Lorsque qu'à la suite d’un DTG, le plan pluriannuel de travaux inscrit à l’ordre du jour comporte des travaux d’économies d’énergie, le syndic n'a plus l'obligation d’inscrire à l'ordre du jour de l'assemblée qui suit l’établissement de ces documents le plan de travaux d’économies d’énergie ou le CPE1.

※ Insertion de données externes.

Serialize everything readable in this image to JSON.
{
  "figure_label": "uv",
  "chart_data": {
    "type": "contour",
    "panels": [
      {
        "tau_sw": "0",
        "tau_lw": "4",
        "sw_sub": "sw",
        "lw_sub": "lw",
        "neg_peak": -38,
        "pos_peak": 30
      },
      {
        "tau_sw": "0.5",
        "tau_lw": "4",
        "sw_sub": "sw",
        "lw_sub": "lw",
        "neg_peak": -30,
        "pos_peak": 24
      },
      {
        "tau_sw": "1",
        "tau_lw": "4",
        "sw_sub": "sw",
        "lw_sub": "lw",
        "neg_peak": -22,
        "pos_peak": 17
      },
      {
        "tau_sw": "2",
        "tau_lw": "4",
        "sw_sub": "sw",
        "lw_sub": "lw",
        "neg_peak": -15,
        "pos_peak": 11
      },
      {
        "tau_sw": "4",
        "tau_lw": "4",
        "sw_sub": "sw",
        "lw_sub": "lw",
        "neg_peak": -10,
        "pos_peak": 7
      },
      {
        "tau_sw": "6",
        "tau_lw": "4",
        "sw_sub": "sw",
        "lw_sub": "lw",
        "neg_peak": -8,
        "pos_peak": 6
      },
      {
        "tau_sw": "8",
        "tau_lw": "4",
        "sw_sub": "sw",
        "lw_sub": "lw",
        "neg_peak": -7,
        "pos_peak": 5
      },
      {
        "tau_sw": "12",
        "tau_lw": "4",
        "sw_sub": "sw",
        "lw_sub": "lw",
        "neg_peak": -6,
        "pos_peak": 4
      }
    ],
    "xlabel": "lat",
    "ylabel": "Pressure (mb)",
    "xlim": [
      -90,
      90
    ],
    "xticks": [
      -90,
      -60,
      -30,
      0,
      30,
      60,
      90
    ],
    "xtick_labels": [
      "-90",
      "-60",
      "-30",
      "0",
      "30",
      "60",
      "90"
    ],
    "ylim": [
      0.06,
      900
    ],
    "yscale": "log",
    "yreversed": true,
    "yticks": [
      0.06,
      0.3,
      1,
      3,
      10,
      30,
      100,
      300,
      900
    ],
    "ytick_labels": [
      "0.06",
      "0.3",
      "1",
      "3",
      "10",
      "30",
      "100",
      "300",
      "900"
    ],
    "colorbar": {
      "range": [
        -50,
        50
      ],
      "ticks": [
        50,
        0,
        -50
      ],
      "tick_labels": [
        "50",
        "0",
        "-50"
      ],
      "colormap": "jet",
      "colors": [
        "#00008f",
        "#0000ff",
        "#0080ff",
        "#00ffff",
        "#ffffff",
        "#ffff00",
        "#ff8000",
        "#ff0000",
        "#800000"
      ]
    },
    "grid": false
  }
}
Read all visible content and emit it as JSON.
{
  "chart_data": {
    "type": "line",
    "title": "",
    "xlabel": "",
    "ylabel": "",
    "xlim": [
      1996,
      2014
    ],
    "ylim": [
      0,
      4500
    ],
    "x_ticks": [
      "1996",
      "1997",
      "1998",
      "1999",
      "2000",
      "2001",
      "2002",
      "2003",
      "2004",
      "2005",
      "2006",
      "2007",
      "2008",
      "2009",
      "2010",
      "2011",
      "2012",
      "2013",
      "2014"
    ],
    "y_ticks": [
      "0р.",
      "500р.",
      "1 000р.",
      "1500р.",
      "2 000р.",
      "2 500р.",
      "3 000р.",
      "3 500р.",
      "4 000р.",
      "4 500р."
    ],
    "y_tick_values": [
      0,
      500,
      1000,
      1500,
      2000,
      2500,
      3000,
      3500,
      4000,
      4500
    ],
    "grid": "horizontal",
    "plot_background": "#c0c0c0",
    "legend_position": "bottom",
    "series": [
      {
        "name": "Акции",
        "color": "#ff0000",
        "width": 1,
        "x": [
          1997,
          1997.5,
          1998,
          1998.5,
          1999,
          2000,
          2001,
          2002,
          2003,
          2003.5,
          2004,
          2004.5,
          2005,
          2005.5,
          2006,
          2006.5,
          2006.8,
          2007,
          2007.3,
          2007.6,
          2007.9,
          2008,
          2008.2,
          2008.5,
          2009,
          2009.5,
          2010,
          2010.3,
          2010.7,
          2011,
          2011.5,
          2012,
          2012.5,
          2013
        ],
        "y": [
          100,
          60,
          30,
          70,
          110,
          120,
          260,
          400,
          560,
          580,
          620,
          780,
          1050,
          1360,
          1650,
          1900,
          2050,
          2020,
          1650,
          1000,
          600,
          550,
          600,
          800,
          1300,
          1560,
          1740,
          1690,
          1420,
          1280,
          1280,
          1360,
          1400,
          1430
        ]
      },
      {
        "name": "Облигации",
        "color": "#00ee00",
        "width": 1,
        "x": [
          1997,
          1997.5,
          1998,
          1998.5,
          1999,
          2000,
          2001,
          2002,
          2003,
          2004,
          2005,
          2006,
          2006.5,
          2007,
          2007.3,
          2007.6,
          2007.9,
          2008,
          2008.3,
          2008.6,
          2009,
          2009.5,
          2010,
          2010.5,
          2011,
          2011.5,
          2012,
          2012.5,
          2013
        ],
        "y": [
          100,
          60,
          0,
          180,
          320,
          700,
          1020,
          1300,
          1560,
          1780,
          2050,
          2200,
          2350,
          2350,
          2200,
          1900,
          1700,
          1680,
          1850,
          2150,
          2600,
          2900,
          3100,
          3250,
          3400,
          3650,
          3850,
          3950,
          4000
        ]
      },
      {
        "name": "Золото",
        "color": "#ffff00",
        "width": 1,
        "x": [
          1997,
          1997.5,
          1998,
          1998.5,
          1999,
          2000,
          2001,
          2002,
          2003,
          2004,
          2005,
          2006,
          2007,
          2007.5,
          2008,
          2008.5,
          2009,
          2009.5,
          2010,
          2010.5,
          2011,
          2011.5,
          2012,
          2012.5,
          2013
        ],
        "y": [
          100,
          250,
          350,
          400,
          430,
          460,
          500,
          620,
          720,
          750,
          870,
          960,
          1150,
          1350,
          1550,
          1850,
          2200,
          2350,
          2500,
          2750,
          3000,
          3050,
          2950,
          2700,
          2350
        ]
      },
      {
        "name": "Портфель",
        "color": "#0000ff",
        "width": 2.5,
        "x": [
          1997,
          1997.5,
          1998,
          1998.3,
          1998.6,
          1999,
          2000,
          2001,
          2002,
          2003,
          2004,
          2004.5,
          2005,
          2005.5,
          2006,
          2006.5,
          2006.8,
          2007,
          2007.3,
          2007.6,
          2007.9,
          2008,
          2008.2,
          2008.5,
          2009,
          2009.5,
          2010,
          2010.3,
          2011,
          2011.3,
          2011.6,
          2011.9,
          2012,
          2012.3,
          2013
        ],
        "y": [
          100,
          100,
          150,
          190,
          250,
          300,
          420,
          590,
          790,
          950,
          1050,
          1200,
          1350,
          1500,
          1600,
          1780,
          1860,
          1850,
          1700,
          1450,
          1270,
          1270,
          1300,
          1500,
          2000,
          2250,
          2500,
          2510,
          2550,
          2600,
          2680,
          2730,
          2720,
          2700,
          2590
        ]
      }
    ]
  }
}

Étape 2 : le DPE ou l'audit énergétique est présenté aux copropriétaires réunis en assemblée générale.

Ces derniers doivent se prononcer sur le principe de l'adoption d'un plan de travaux d'économies d'énergie ou de la conclusion d'un contrat de performance énergétique (CPE).
Lors de cette assemblée générale, les copropriétaires peuvent décider :

  • d'adopter, sur le principe, un plan de travaux d'économies d'énergie (il s'agit d'un programme de travaux étalé dans le temps) ;
  • de s'engager, sur le principe, vers la signature d'un contrat de performance énergétique (il s'agit d’un contrat ayant pour objet de garantir dans la durée une amélioration de l'efficacité énergétique d'un bâtiment ou ensemble de bâtiments existant) ;
  • de réaliser des travaux d'économies d'énergie sans plan de travaux ou CPE ;
  • de ne rien faire (pas de plan de travaux, de CPE ou de travaux).

Financement des travaux d'économies d'énergie

La copropriété peut bénéficier de différents financements pour la réalisation des travaux. (cf. fiche "Financement de travaux"). Il est recommandé d'envisager la question du financement le plus en amont possible.

Étape 3 : les copropriétaires votent la réalisation de travaux d’économies d'énergie

Dans le cas où les copropriétaires décident de réaliser des travaux d'économies d'énergie, ils peuvent décider d’adopter un plan de travaux, de conclure un contrat de performance énergétique (CPE) ou d'exécuter des travaux sans recourir aux contrats précités.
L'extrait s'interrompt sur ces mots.